There's an entire thread on Niketalk about Stimulus checks and SBA loans/grants.

Not sure why who you support for president should change your eligibility
I will say that the PPP program has largely been rife with fraud. There were a lot of larger businesses who weren't supposed to qualify for it in the first place, but ended up fired a large portion of their staff to get under the 500 employee threshold to qualify for a loan. It's not necessarily a conflict of interest, but a considerable amount of fraud has occurred and there has been little government oversight regarding who qualified and received a loan.
 

whywesteppin

Supporter
16,404
25,332
Joined Mar 27, 2004
Yes, this would be a start. A cap on profit percentage would be a good place to begin. I understand that these companies need money to fund their R&D expenditures, overhead costs, etc, but there needs to be a limit to the percentage increase that can be made on a given drug and it should be based on cost of production + a reasonable profit margin. These insulin manufacturers didn't even discover nor incur the cost of R&D related to insulin. It makes zero sense for them to pass on 4000% markups on life saving drugs.

Some of the most egregious, despicable tax schemes I've run into in my career came from Pharmaceutical companies. When I was working in public accounting, we had one client who made zero dollars in their 20 year existence. They didn't sell a single drug, patent, technique for manufacturing, etc. and all their revenue to fund their existence came in the form of government grants (state and federal). This was a pretty small operation with about 20 employees who were mostly all making more than a quarter of a million dollars a year being paid off of government grants and stock options from their publicly traded shares. Their entire existence was the research of and curing pancreatic cancer.

In 2014 during the Ebola outbreak, they ventured into research related to Ebola and had actually come up with a pretty promising drug to treat it and eventually sold it to Merck for a one time payment + royalties on the sale of the drug if it ever came into fruition. Prior to doing all this, they set up a tax haven in the Cayman Islands because they wanted to develop and sell the vaccine themselves for a handsome profit. I'm not sure your level of familiarity with the Cayman islands tax system, but they effectively tax income at 0% versus our current 21% tax rate + state tax rate. So not only did this company get 100% funded by state and federal grants, as soon as they were about to start making money they hired a law firm to off-shore their operations in a 0% tax jurisdiction so they didn't have to pay taxes to the US government, despite being fully funded by the US government. Thankfully this whole thing fell through, they ended up selling it to Merck, and ****ed themselves over in the process because they off-shored a bunch of losses that they couldn't use to offset the new US revenue stream from Merck.

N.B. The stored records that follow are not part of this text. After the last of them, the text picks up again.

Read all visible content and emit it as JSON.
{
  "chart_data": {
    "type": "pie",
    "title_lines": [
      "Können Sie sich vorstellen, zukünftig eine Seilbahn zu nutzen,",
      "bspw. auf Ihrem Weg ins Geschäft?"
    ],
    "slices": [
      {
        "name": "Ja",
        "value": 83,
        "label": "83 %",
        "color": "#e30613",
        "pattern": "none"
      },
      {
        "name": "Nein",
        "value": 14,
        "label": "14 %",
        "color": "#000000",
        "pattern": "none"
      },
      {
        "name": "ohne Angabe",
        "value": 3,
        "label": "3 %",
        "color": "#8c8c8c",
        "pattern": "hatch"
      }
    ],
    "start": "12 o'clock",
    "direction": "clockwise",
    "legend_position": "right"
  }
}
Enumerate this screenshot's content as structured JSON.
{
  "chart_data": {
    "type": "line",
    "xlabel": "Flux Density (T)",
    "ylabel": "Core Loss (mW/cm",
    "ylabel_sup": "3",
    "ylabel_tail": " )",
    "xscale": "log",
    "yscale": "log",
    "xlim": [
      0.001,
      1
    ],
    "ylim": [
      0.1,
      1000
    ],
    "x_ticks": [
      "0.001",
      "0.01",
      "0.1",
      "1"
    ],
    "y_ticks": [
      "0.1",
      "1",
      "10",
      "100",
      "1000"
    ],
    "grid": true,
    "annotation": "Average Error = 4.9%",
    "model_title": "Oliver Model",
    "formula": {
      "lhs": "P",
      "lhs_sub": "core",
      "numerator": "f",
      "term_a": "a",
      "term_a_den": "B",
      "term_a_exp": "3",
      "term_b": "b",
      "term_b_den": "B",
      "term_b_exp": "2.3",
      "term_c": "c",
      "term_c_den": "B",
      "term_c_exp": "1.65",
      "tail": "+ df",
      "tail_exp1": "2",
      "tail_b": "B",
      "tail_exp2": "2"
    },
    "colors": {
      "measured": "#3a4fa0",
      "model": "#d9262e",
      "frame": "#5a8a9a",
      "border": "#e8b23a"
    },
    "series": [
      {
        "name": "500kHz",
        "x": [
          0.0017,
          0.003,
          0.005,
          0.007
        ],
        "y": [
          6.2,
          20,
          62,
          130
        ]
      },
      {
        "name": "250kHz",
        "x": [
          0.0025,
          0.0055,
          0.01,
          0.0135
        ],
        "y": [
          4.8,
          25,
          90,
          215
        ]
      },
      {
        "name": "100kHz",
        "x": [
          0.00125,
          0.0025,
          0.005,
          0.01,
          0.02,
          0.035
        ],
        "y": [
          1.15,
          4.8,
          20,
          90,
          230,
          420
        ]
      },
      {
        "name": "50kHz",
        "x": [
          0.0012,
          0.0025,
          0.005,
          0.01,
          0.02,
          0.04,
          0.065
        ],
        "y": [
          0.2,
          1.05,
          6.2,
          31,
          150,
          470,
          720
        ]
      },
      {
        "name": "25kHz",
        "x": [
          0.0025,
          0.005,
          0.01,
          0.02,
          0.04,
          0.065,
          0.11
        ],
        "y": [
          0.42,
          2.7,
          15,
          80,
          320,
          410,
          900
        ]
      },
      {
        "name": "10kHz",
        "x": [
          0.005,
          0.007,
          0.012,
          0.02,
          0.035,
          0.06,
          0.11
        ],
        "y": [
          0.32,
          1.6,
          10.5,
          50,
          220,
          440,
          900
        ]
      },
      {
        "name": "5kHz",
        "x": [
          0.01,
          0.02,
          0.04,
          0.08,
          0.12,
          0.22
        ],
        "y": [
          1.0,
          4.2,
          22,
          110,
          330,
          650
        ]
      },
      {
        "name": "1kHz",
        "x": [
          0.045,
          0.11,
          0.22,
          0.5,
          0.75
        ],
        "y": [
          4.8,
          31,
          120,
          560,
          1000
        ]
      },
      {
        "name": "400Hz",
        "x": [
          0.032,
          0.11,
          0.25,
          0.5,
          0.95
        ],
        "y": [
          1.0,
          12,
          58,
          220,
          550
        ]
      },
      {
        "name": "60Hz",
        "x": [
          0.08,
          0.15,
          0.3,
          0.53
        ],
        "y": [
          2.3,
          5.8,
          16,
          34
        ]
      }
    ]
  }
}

A lot of these companies are the reason why the new GILTI tax regime exists and its ****ing despicable that we are not only funding these companies via grants, but they turn around and price gouge patients in return. **** Pharmaceutical companies and everything they stand for.

Sorry for the off topic rant, but I've never come across a more shady industry than this.
It's sad because those grants are a great way for individuals and small companies to get in on the competition. Funding start-ups this way, even if nothing comes of it for the first 5 or 10 years, is how we stay ahead in the development of new pharmaceuticals and other medical technologies.

I don't know the solution but closing tax loopholes seems like a good way to start.
 
8,938
1,570
Joined Dec 30, 2006
I will say that the PPP program has largely been rife with fraud. There were a lot of larger businesses who weren't supposed to qualify for it in the first place, but ended up fired a large portion of their staff to get under the 500 employee threshold to qualify for a loan. It's not necessarily a conflict of interest, but a considerable amount of fraud has occurred and there has been little government oversight regarding who qualified and received a loan.
While this may be true this has nothing to do with the Kanye story unless you are saying he might be guilty of fraud. That's a pretty bold accusation without more.